Organosulfur-Based Cathode Materials for Li-Ion Battery Applications

                               
                       Scheme 1: Redox Reaction Scheme for 2,5-dimercapto-1,3,4-thiadiazole (DMcT)    

In the Abruña group, we have been developing energy-storage materials for lithium-ion rechargeable battery and redox capacitor applications. In particular, we have focused on the design of organosulfur-based multi electron-transfer systems for cathode offering higher energy density than conventional lithium metal oxides and phosphates. The charge/discharge reactions of the systems are based on the redox chemistry of thiolates (RS^-), which can be oxidized to give the corresponding radical (RS) which can, in turn, couple to form disulfides (RSSR). For instance, 2,5-dimercapto-1,3,4-thiadiazole (DMcT), one of the most promising organosulfur compounds due to its high theoretical capacity (362 Ahkg^-1), form a disulfide polymer by coupling reactions of the electrochemically generated radical species (Scheme 1). Therefore, the capability of the thiolate redox chemistry to release and capture lithium ions during charge/discharge allows their easy incorporation into the so-called “rocking-chair” type system employed in the current lithium-ion battery technology. Organic materials also offer the advantage of being relatively low cost and derived from abundant resources, as opposed to the metal oxides currently employed.

                     
 Figure 1: Cyclic Voltammograms for different electrodes          Figure 2: Schematic Depiction of Electrocatalytic Acceleration

However, the charge transfer kinetics of both oxidation and reduction of these materials tend to be too sluggish at room temperature for the use in viable lithium/lithium-ion batteries. In order to accelerate these redox reactions, our group has previously investigated the use of conducting polymers as electrocatalysts and shown that the redox reactions of DMcT can be dramatically accelerated by the conducting polymer poly(3,4-ethylenedioxythiophene) (PEDOT) as shown in Figures 1 and 2. The composite cathode film composed of DMcT polymer (PDMcT) and PEDOT has exhibited a high gravimetric capacity of 200 mAhg^-1 with ca. 2.8 V potential plateau (versus Li/Li⁺) as a result of electrocatalytic effect by PEDOT (Figure 3).

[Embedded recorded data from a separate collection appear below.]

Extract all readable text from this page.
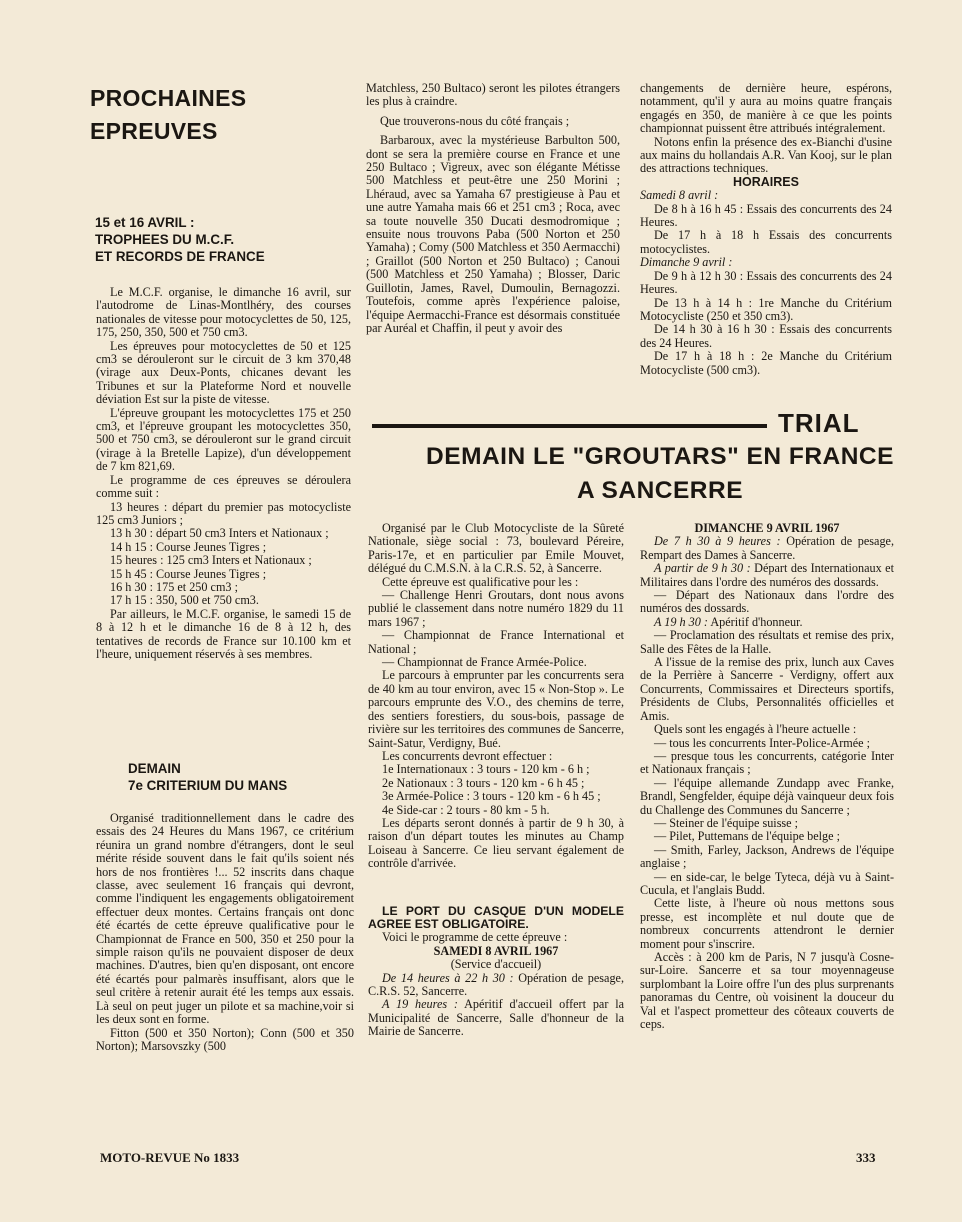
PROCHAINES
EPREUVES
15 et 16 AVRIL :
TROPHEES DU M.C.F.
ET RECORDS DE FRANCE

Le M.C.F. organise, le dimanche 16 avril, sur l'autodrome de Linas-Montlhéry, des courses nationales de vitesse pour motocyclettes de 50, 125, 175, 250, 350, 500 et 750 cm3.

Les épreuves pour motocyclettes de 50 et 125 cm3 se dérouleront sur le circuit de 3 km 370,48 (virage aux Deux-Ponts, chicanes devant les Tribunes et sur la Plateforme Nord et nouvelle déviation Est sur la piste de vitesse.

L'épreuve groupant les motocyclettes 175 et 250 cm3, et l'épreuve groupant les motocyclettes 350, 500 et 750 cm3, se dérouleront sur le grand circuit (virage à la Bretelle Lapize), d'un développement de 7 km 821,69.

Le programme de ces épreuves se déroulera comme suit :

13 heures : départ du premier pas motocycliste 125 cm3 Juniors ;

13 h 30 : départ 50 cm3 Inters et Nationaux ;

14 h 15 : Course Jeunes Tigres ;

15 heures : 125 cm3 Inters et Nationaux ;

15 h 45 : Course Jeunes Tigres ;

16 h 30 : 175 et 250 cm3 ;

17 h 15 : 350, 500 et 750 cm3.

Par ailleurs, le M.C.F. organise, le samedi 15 de 8 à 12 h et le dimanche 16 de 8 à 12 h, des tentatives de records de France sur 10.100 km et l'heure, uniquement réservés à ses membres.

DEMAIN
7e CRITERIUM DU MANS

Organisé traditionnellement dans le cadre des essais des 24 Heures du Mans 1967, ce critérium réunira un grand nombre d'étrangers, dont le seul mérite réside souvent dans le fait qu'ils soient nés hors de nos frontières !... 52 inscrits dans chaque classe, avec seulement 16 français qui devront, comme l'indiquent les engagements obligatoirement effectuer deux montes. Certains français ont donc été écartés de cette épreuve qualificative pour le Championnat de France en 500, 350 et 250 pour la simple raison qu'ils ne pouvaient disposer de deux machines. D'autres, bien qu'en disposant, ont encore été écartés pour palmarès insuffisant, alors que le seul critère à retenir aurait été les temps aux essais. Là seul on peut juger un pilote et sa machine,voir si les deux sont en forme.

Fitton (500 et 350 Norton); Conn (500 et 350 Norton); Marsovszky (500

Matchless, 250 Bultaco) seront les pilotes étrangers les plus à craindre.

Que trouverons-nous du côté français ;

Barbaroux, avec la mystérieuse Barbulton 500, dont se sera la première course en France et une 250 Bultaco ; Vigreux, avec son élégante Métisse 500 Matchless et peut-être une 250 Morini ; Lhéraud, avec sa Yamaha 67 prestigieuse à Pau et une autre Yamaha mais 66 et 251 cm3 ; Roca, avec sa toute nouvelle 350 Ducati desmodromique ; ensuite nous trouvons Paba (500 Norton et 250 Yamaha) ; Comy (500 Matchless et 350 Aermacchi) ; Graillot (500 Norton et 250 Bultaco) ; Canoui (500 Matchless et 250 Yamaha) ; Blosser, Daric Guillotin, James, Ravel, Dumoulin, Bernagozzi. Toutefois, comme après l'expérience paloise, l'équipe Aermacchi-France est désormais constituée par Auréal et Chaffin, il peut y avoir des

changements de dernière heure, espérons, notamment, qu'il y aura au moins quatre français engagés en 350, de manière à ce que les points championnat puissent être attribués intégralement.

Notons enfin la présence des ex-Bianchi d'usine aux mains du hollandais A.R. Van Kooj, sur le plan des attractions techniques.

HORAIRES

Samedi 8 avril :

De 8 h à 16 h 45 : Essais des concurrents des 24 Heures.

De 17 h à 18 h Essais des concurrents motocyclistes.

Dimanche 9 avril :

De 9 h à 12 h 30 : Essais des concurrents des 24 Heures.

De 13 h à 14 h : 1re Manche du Critérium Motocycliste (250 et 350 cm3).

De 14 h 30 à 16 h 30 : Essais des concurrents des 24 Heures.

De 17 h à 18 h : 2e Manche du Critérium Motocycliste (500 cm3).

TRIAL
DEMAIN LE "GROUTARS" EN FRANCE
A SANCERRE

Organisé par le Club Motocycliste de la Sûreté Nationale, siège social : 73, boulevard Péreire, Paris-17e, et en particulier par Emile Mouvet, délégué du C.M.S.N. à la C.R.S. 52, à Sancerre.

Cette épreuve est qualificative pour les :

— Challenge Henri Groutars, dont nous avons publié le classement dans notre numéro 1829 du 11 mars 1967 ;

— Championnat de France International et National ;

— Championnat de France Armée-Police.

Le parcours à emprunter par les concurrents sera de 40 km au tour environ, avec 15 « Non-Stop ». Le parcours emprunte des V.O., des chemins de terre, des sentiers forestiers, du sous-bois, passage de rivière sur les territoires des communes de Sancerre, Saint-Satur, Verdigny, Bué.

Les concurrents devront effectuer :

1e Internationaux : 3 tours - 120 km - 6 h ;

2e Nationaux : 3 tours - 120 km - 6 h 45 ;

3e Armée-Police : 3 tours - 120 km - 6 h 45 ;

4e Side-car : 2 tours - 80 km - 5 h.

Les départs seront donnés à partir de 9 h 30, à raison d'un départ toutes les minutes au Champ Loiseau à Sancerre. Ce lieu servant également de contrôle d'arrivée.

LE PORT DU CASQUE D'UN MODELE AGREE EST OBLIGATOIRE.

Voici le programme de cette épreuve :

SAMEDI 8 AVRIL 1967

(Service d'accueil)

De 14 heures à 22 h 30 : Opération de pesage, C.R.S. 52, Sancerre.

A 19 heures : Apéritif d'accueil offert par la Municipalité de Sancerre, Salle d'honneur de la Mairie de Sancerre.

DIMANCHE 9 AVRIL 1967

De 7 h 30 à 9 heures : Opération de pesage, Rempart des Dames à Sancerre.

A partir de 9 h 30 : Départ des Internationaux et Militaires dans l'ordre des numéros des dossards.

— Départ des Nationaux dans l'ordre des numéros des dossards.

A 19 h 30 : Apéritif d'honneur.

— Proclamation des résultats et remise des prix, Salle des Fêtes de la Halle.

A l'issue de la remise des prix, lunch aux Caves de la Perrière à Sancerre - Verdigny, offert aux Concurrents, Commissaires et Directeurs sportifs, Présidents de Clubs, Personnalités officielles et Amis.

Quels sont les engagés à l'heure actuelle :

— tous les concurrents Inter-Police-Armée ;

— presque tous les concurrents, catégorie Inter et Nationaux français ;

— l'équipe allemande Zundapp avec Franke, Brandl, Sengfelder, équipe déjà vainqueur deux fois du Challenge des Communes du Sancerre ;

— Steiner de l'équipe suisse ;

— Pilet, Puttemans de l'équipe belge ;

— Smith, Farley, Jackson, Andrews de l'équipe anglaise ;

— en side-car, le belge Tyteca, déjà vu à Saint-Cucula, et l'anglais Budd.

Cette liste, à l'heure où nous mettons sous presse, est incomplète et nul doute que de nombreux concurrents attendront le dernier moment pour s'inscrire.

Accès : à 200 km de Paris, N 7 jusqu'à Cosne-sur-Loire. Sancerre et sa tour moyennageuse surplombant la Loire offre l'un des plus surprenants panoramas du Centre, où voisinent la douceur du Val et l'aspect prometteur des côteaux couverts de ceps.

MOTO-REVUE No 1833	333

Based on the understanding of the electrocatalytic effect by conducting polymers (e.g., PEDOT) towards the redox reactions of organosulfur compounds (e.g., DMcT), our recent work has focused on designing new hybrid cathode materials in which thiolate-based high-energy storage sites are covalently attached to a conducting polymer backbone as shown in Figure 4. Implicit in this strategy is the search for “modifiable” organosulfur compounds, the redox reactions of which can be electrocatalytically accelerated by conducting polymers such as PEDOT. We have established an efficient process for the material design, i.e., designing materials via computational modeling, synthesizing, and characterizing them in our own laboratory in order to meet properties required as a cathode electroactive mass.